The `examples/` folder contains small programs that show how you might use `arena-b` in real applications. Here is what each one does and why it can be faster than normal allocations.

### 7.1 Parser example (`parser_expr.rs`)

This example parses a simple math expression like `1 + 2 * (3 + 4)` and builds an **expression tree** in an `Arena`.

- In normal code, every node in the tree might be allocated with `Box` or `Vec`, one by one.
- With `Arena`, all the nodes for a single parse live in one arena and are freed together when you drop or reset that arena.

**Why this helps performance:** fewer calls into the system allocator and better cache locality when walking the tree.

### 7.2 Game loop / rendering example (`game_loop.rs`)

This simulates a game loop where each frame needs temporary data, such as positions of objects.

- Each frame calls `arena.scope(...)` and allocates a bunch of small values inside that scope.
- At the end of the frame, everything allocated in the scope is dropped at once.

In a real rendering or game engine, this pattern means:

- You avoid thousands of small `malloc`/`free` calls every frame.
- You reduce memory fragmentation, which can otherwise cause stutters.
- You get more **predictable frame times**, because the allocator work per frame is very simple and repeatable.

### 7.3 Graph example with pools (`graph_pool.rs`)

This example builds a tiny graph using `Pool<Node>` and runs a breadth-first search.

- Each node is stored in a pool slot.
- When a `Pooled<Node>` is dropped, its slot is returned to the pool and reused later.

**Why this helps performance:** in long-running systems (servers, simulations, games), nodes come and go. A pool lets you **reuse memory for nodes** instead of constantly allocating and freeing, which reduces allocator pressure and keeps memory usage more stable.

### 7.4 String interning example (`string_intern.rs`)

This example stores many strings, but only wants one copy of each unique value.

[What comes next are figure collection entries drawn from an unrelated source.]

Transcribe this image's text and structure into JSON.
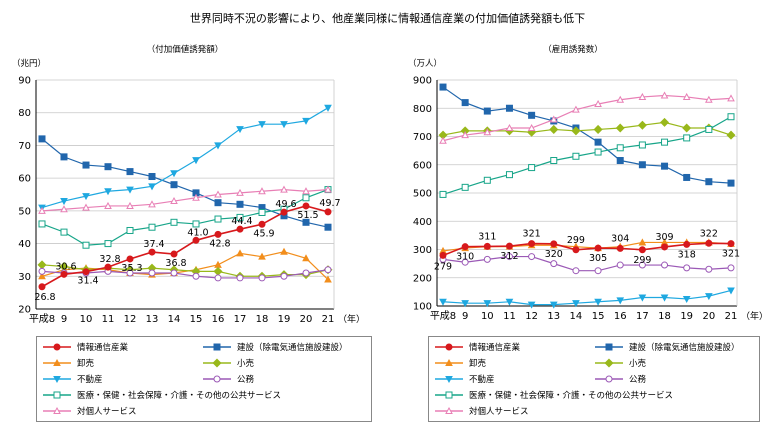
{
  "page": {
    "title": "世界同時不況の影響により、他産業同様に情報通信産業の付加価値誘発額も低下"
  },
  "colors": {
    "info": "#d7191c",
    "construction": "#2166ac",
    "wholesale": "#f28e1c",
    "retail": "#99b81b",
    "realestate": "#1fa8e0",
    "public": "#9b59b6",
    "medical": "#17a589",
    "personal": "#e87fb5"
  },
  "chart_data": [
    {
      "type": "line",
      "title": "（付加価値誘発額）",
      "ylabel": "（兆円）",
      "xlabel": "（年）",
      "ylim": [
        20,
        90
      ],
      "yticks": [
        20,
        30,
        40,
        50,
        60,
        70,
        80,
        90
      ],
      "categories": [
        "平成8",
        "9",
        "10",
        "11",
        "12",
        "13",
        "14",
        "15",
        "16",
        "17",
        "18",
        "19",
        "20",
        "21"
      ],
      "grid": true,
      "series": [
        {
          "name": "情報通信産業",
          "key": "info",
          "marker": "circle-filled",
          "values": [
            26.8,
            30.6,
            31.4,
            32.8,
            35.3,
            37.4,
            36.8,
            41.0,
            42.8,
            44.4,
            45.9,
            49.6,
            51.5,
            49.7
          ],
          "labels": [
            "26.8",
            "30.6",
            "31.4",
            "32.8",
            "35.3",
            "37.4",
            "36.8",
            "41.0",
            "42.8",
            "44.4",
            "45.9",
            "49.6",
            "51.5",
            "49.7"
          ]
        },
        {
          "name": "建設（除電気通信施設建設）",
          "key": "construction",
          "marker": "square-filled",
          "values": [
            72,
            66.5,
            64,
            63.5,
            62,
            60.5,
            58,
            55.5,
            52.5,
            52,
            51,
            48.5,
            46.5,
            45
          ]
        },
        {
          "name": "卸売",
          "key": "wholesale",
          "marker": "triangle-up",
          "values": [
            30,
            32,
            32.5,
            32,
            31,
            30.5,
            31,
            32,
            33.5,
            37,
            36,
            37.5,
            35.5,
            29
          ]
        },
        {
          "name": "小売",
          "key": "retail",
          "marker": "diamond-filled",
          "values": [
            33.5,
            33,
            32,
            32.5,
            32,
            32.5,
            32,
            31.5,
            31.5,
            30,
            30,
            30.5,
            30.5,
            32
          ]
        },
        {
          "name": "不動産",
          "key": "realestate",
          "marker": "triangle-down",
          "values": [
            51,
            53,
            54.5,
            56,
            56.5,
            57.5,
            61.5,
            65.5,
            70,
            75,
            76.5,
            76.5,
            77.5,
            81.5
          ]
        },
        {
          "name": "公務",
          "key": "public",
          "marker": "circle-open",
          "values": [
            31.5,
            31,
            31,
            31.5,
            31,
            31,
            31,
            30,
            29.5,
            29.5,
            29.5,
            30,
            31,
            32
          ]
        },
        {
          "name": "医療・保健・社会保障・介護・その他の公共サービス",
          "key": "medical",
          "marker": "square-open",
          "values": [
            46,
            43.5,
            39.5,
            40,
            44,
            45,
            46.5,
            46,
            47.5,
            48,
            49.5,
            50.5,
            54,
            56.5
          ]
        },
        {
          "name": "対個人サービス",
          "key": "personal",
          "marker": "triangle-up-open",
          "values": [
            50,
            50.5,
            51,
            51.5,
            51.5,
            52,
            53,
            54,
            55,
            55.5,
            56,
            56.5,
            56,
            56.5
          ]
        }
      ]
    },
    {
      "type": "line",
      "title": "（雇用誘発数）",
      "ylabel": "（万人）",
      "xlabel": "（年）",
      "ylim": [
        100,
        900
      ],
      "yticks": [
        100,
        200,
        300,
        400,
        500,
        600,
        700,
        800,
        900
      ],
      "categories": [
        "平成8",
        "9",
        "10",
        "11",
        "12",
        "13",
        "14",
        "15",
        "16",
        "17",
        "18",
        "19",
        "20",
        "21"
      ],
      "grid": true,
      "series": [
        {
          "name": "情報通信産業",
          "key": "info",
          "marker": "circle-filled",
          "values": [
            279,
            310,
            311,
            312,
            321,
            320,
            299,
            305,
            304,
            299,
            309,
            318,
            322,
            321
          ],
          "labels": [
            "279",
            "310",
            "311",
            "312",
            "321",
            "320",
            "299",
            "305",
            "304",
            "299",
            "309",
            "318",
            "322",
            "321"
          ]
        },
        {
          "name": "建設（除電気通信施設建設）",
          "key": "construction",
          "marker": "square-filled",
          "values": [
            875,
            820,
            790,
            800,
            775,
            755,
            730,
            680,
            615,
            600,
            595,
            555,
            540,
            535
          ]
        },
        {
          "name": "卸売",
          "key": "wholesale",
          "marker": "triangle-up",
          "values": [
            295,
            305,
            310,
            310,
            315,
            315,
            310,
            305,
            310,
            325,
            325,
            325,
            325,
            320
          ]
        },
        {
          "name": "小売",
          "key": "retail",
          "marker": "diamond-filled",
          "values": [
            705,
            720,
            720,
            720,
            715,
            725,
            720,
            725,
            730,
            740,
            750,
            730,
            730,
            705
          ]
        },
        {
          "name": "不動産",
          "key": "realestate",
          "marker": "triangle-down",
          "values": [
            115,
            110,
            110,
            115,
            105,
            105,
            110,
            115,
            120,
            130,
            130,
            125,
            135,
            155
          ]
        },
        {
          "name": "公務",
          "key": "public",
          "marker": "circle-open",
          "values": [
            265,
            255,
            265,
            275,
            275,
            250,
            225,
            225,
            245,
            245,
            245,
            235,
            230,
            235
          ]
        },
        {
          "name": "医療・保健・社会保障・介護・その他の公共サービス",
          "key": "medical",
          "marker": "square-open",
          "values": [
            495,
            520,
            545,
            565,
            590,
            615,
            630,
            645,
            660,
            670,
            680,
            695,
            725,
            770
          ]
        },
        {
          "name": "対個人サービス",
          "key": "personal",
          "marker": "triangle-up-open",
          "values": [
            685,
            705,
            715,
            730,
            730,
            760,
            795,
            815,
            830,
            840,
            845,
            840,
            830,
            835
          ]
        }
      ]
    }
  ],
  "legend": {
    "items": [
      {
        "key": "info",
        "label": "情報通信産業",
        "marker": "circle-filled"
      },
      {
        "key": "construction",
        "label": "建設（除電気通信施設建設）",
        "marker": "square-filled"
      },
      {
        "key": "wholesale",
        "label": "卸売",
        "marker": "triangle-up"
      },
      {
        "key": "retail",
        "label": "小売",
        "marker": "diamond-filled"
      },
      {
        "key": "realestate",
        "label": "不動産",
        "marker": "triangle-down"
      },
      {
        "key": "public",
        "label": "公務",
        "marker": "circle-open"
      },
      {
        "key": "medical",
        "label": "医療・保健・社会保障・介護・その他の公共サービス",
        "marker": "square-open"
      },
      {
        "key": "personal",
        "label": "対個人サービス",
        "marker": "triangle-up-open"
      }
    ]
  }
}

- It uses an `Arena` to store the actual string data.
- It uses a `HashSet<&str>` to remember which string contents are already interned.

When you intern strings:

- You only allocate new memory when a **new unique string** appears.
- Comparisons between interned strings can be faster (pointer comparison or cheap hash) instead of comparing long byte sequences.

This pattern is common in compilers, scripting languages, and asset systems where the same names repeat often.